Interview Marie-Josèphe Jude
GA : Etes-vous soumise à une pression particulière en jouant ici à la Roque ?
MJJ : Ici les plus grands se sont produits et le public est très réceptif : aussi nous sommes tous désireux de donner le meilleur de nous-mêmes.
GA : Intégrale pour intégrale, on connaît votre intégrale pour piano seul de Brahms. Vous retrouvez-vous dans un climat identique avec Schumann ?
MJJ : Pas du tout... L’expression de Brahms c’est la grande forme, cohérente, qui se développe. Avec Schumann, on est dans une extrême mobilité des sentiments et des sensations. Il faut être au cœur d’un kaléidoscope émotionnel…
GA : Quel est votre état de corps et d’esprit avant d’entrer en scène ?
MJJ : Je suis très concentrée avec une sensation de fatigue très étrange… Puis, une fois en scène, je me sens prête à donner le maximum, à me libérer, à prendre du plaisir à jouer. Avec le temps, cette mise en condition, je la maîtrise de mieux en mieux.
GA : Que se passe t’il avant la première note ?
MJJ : Je fais défiler mon texte, je reconstitue son architecture. Comme une vision panoramique...puis je me lance, je me laisse porter par la musique… !
GA : Comment réagissez-vous à l’abord d’une difficulté technique ?
JMM : Une difficulté technique isolée du flux musical me paralyse… ! Mais quand je suis portée par ce flux, je n’y pense pas. Maria-Joao Pirès me disait : « Quand on comprend la musique, rien n’est difficile. » Je ne peux jouer que quand c’est facile.
GA : A la dernière note… ? Soulagement ou regret… ?
JMM : Du soulagement quand j’ai joué le mieux possible et parfois du regret quand la communication avec le public est « audible ». Cette sensation de partage est l’émotion la plus intense qui soit.

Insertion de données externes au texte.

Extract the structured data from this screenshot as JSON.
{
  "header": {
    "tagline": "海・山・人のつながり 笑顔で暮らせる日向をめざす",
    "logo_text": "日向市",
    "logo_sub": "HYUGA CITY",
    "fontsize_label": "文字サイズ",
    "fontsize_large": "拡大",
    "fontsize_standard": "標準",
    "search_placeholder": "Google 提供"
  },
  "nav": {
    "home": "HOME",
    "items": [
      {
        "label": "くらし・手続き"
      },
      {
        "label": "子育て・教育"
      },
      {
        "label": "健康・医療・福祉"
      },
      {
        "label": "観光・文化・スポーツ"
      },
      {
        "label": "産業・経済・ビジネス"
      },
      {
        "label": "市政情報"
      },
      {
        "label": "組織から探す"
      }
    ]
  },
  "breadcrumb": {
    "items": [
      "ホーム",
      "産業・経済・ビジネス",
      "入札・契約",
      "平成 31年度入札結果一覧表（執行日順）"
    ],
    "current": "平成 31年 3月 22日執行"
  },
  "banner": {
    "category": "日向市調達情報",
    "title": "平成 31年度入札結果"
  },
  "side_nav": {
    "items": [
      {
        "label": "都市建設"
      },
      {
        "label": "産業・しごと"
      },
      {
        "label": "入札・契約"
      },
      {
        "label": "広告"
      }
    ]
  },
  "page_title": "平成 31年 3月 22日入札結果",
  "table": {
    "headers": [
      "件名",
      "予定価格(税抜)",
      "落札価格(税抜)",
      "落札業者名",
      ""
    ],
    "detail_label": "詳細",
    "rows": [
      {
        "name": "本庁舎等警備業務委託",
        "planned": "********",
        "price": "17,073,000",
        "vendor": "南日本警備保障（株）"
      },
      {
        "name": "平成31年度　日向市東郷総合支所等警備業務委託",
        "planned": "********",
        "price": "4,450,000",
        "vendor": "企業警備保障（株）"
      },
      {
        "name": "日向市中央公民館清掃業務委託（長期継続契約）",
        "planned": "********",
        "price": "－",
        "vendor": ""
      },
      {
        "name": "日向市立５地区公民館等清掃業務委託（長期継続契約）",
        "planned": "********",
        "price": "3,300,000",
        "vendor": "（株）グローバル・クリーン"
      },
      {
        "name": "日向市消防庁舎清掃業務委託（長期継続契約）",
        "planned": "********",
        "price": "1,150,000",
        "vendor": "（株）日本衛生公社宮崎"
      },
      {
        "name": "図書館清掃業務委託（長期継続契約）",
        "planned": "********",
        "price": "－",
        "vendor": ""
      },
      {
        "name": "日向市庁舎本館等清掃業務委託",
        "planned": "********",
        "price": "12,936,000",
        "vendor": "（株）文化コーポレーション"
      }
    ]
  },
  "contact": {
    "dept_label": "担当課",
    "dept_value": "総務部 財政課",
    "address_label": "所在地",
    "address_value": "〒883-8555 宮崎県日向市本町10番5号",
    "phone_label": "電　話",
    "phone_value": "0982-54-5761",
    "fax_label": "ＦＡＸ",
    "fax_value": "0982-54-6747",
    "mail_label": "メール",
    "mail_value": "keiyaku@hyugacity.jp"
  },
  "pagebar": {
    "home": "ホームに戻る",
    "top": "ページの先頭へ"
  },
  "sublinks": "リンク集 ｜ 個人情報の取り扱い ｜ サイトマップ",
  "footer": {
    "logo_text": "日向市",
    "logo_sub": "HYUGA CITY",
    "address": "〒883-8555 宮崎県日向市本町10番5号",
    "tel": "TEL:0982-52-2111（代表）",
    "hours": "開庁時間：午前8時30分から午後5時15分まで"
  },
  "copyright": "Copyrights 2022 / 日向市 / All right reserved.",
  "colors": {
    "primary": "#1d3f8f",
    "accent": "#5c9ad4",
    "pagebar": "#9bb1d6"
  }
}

GA : Parmi les noms disparus, quels sont les grands pianistes que vous vénérez ?
JMM : Certainement Richter, Arrau, Schnabel…Trois légendes, trois personnalités d’une grande liberté.
GA : Croyez-vous dans l’efficacité des méthodes de gestion mentale ?
MJJ : Je crois que tout ce qui contribue à l’épanouissement favorise notre capacité au partage de la musique.
GA :Un écrivain qui vous a marqué ?
MJJ : Stefan Zweig. Jeune, j’étais fascinée par le climat de ses ouvrages.
GA : Votre peintre préféré ?
MJJ : Soulages pour ses mystères.
GA : Que lisez-vous en ce moment ?
MJJ : Paul Auster.
GA : Ce qui peut vous mettre en colère ?
MJJ : L’injustice…pas tant celle qu’on pourrait me faire subir, je suis une privilégiée, mais celle infligée aux plus fragiles.
GA : Ce qui pourrait vous faire souffrir ?
MJJ : Chercher à être à une place qui ne serait pas la mienne, être dans l’attente d’une image qui ne me correspondrait pas.
GA : Etes-vous satisfaite de vos succès ?
JMM : Je me dis que j’ai de la chance… ! Ceci dit, j’ai beaucoup « ramé » pour être là où je suis. Des années vraiment difficiles après la sortie du conservatoire.
GA : De vos jeunes années, quel est l’enseignement qui vous reste en mémoire ?
MJJ : Celui de ma mère, très teinté de bouddhisme. Elle nous disait… « Il faut avancer léger… » J’y pense souvent, c’est une parole qui me guide.